A little more than half those polled by the American Institute of Certified Public Accountants for its third-quarter survey were optimistic, or very optimistic, about the nation's prospects.
The 52 percent with a positive outlook in the quarter was up from 50 percent in the second quarter, which marked the first time since the recession that it had reached the 50 percent threshold.
Executives cited the improving real estate market and declining unemployment as the reasons for their increased optimism.
Concerns about regulatory requirements and changes continue to be executives biggest challenge. Concern about domestic economic conditions was the next biggest worry, with those executives expressing concerns about inflation increasing from 32 percent to 38 percent. Just 5 percent expressed concerns about deflation.
The optimism about the economy is translating into a more positive view of the executives' prospects for their own businesses. In the latest quarter, 65 percent were optimistic about their company's prospects, up from 61 percent in the second quarter. Those with expansion plans also rose from 64 percent to 68 percent.

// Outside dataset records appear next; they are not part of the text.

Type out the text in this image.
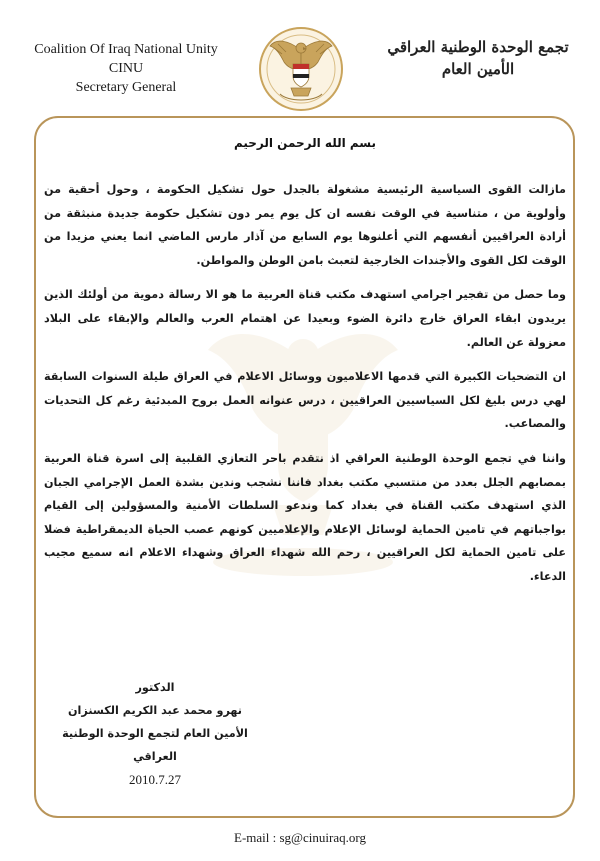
Coalition Of Iraq National Unity
CINU
Secretary General
تجمع الوحدة الوطنية العراقي
الأمين العام
بسم الله الرحمن الرحيم

مازالت القوى السياسية الرئيسية مشغولة بالجدل حول تشكيل الحكومة ، وحول أحقية من وأولوية من ، متناسية في الوقت نفسه ان كل يوم يمر دون تشكيل حكومة جديدة منبثقة من أرادة العراقيين أنفسهم التي أعلنوها يوم السابع من آذار مارس الماضي انما يعني مزيدا من الوقت لكل القوى والأجندات الخارجية لتعبث بامن الوطن والمواطن.

وما حصل من تفجير اجرامي استهدف مكتب قناة العربية ما هو الا رسالة دموية من أولئك الذين يريدون ابقاء العراق خارج دائرة الضوء وبعيدا عن اهتمام العرب والعالم والإبقاء على البلاد معزولة عن العالم.

ان التضحيات الكبيرة التي قدمها الاعلاميون ووسائل الاعلام في العراق طيلة السنوات السابقة لهي درس بليغ لكل السياسيين العراقيين ، درس عنوانه العمل بروح المبدئية رغم كل التحديات والمصاعب.

واننا في تجمع الوحدة الوطنية العراقي اذ نتقدم باحر التعازي القلبية إلى اسرة قناة العربية بمصابهم الجلل بعدد من منتسبي مكتب بغداد فاننا نشجب وندين بشدة العمل الإجرامي الجبان الذي استهدف مكتب القناة في بغداد كما وندعو السلطات الأمنية والمسؤولين إلى القيام بواجباتهم في تامين الحماية لوسائل الإعلام والإعلاميين كونهم عصب الحياة الديمقراطية فضلا على تامين الحماية لكل العراقيين ، رحم الله شهداء العراق وشهداء الاعلام انه سميع مجيب الدعاء.

الدكتور
نهرو محمد عبد الكريم الكسنزان
الأمين العام لتجمع الوحدة الوطنية العراقي
2010.7.27
E-mail : sg@cinuiraq.org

Slightly more than half of all companies participating in the survey said they have the right number of employees currently. The percentage of companies reluctant to hire declined from 20 percent in the second quarter to 18 percent, while those planning to hire rose from 15 percent in the first quarter to 20 percent.
AICPA, which has more than 500 employees in Durham, surveyed 1,110 CPAs in August who serve as chief financial officer, controller and other leading positions in their companies.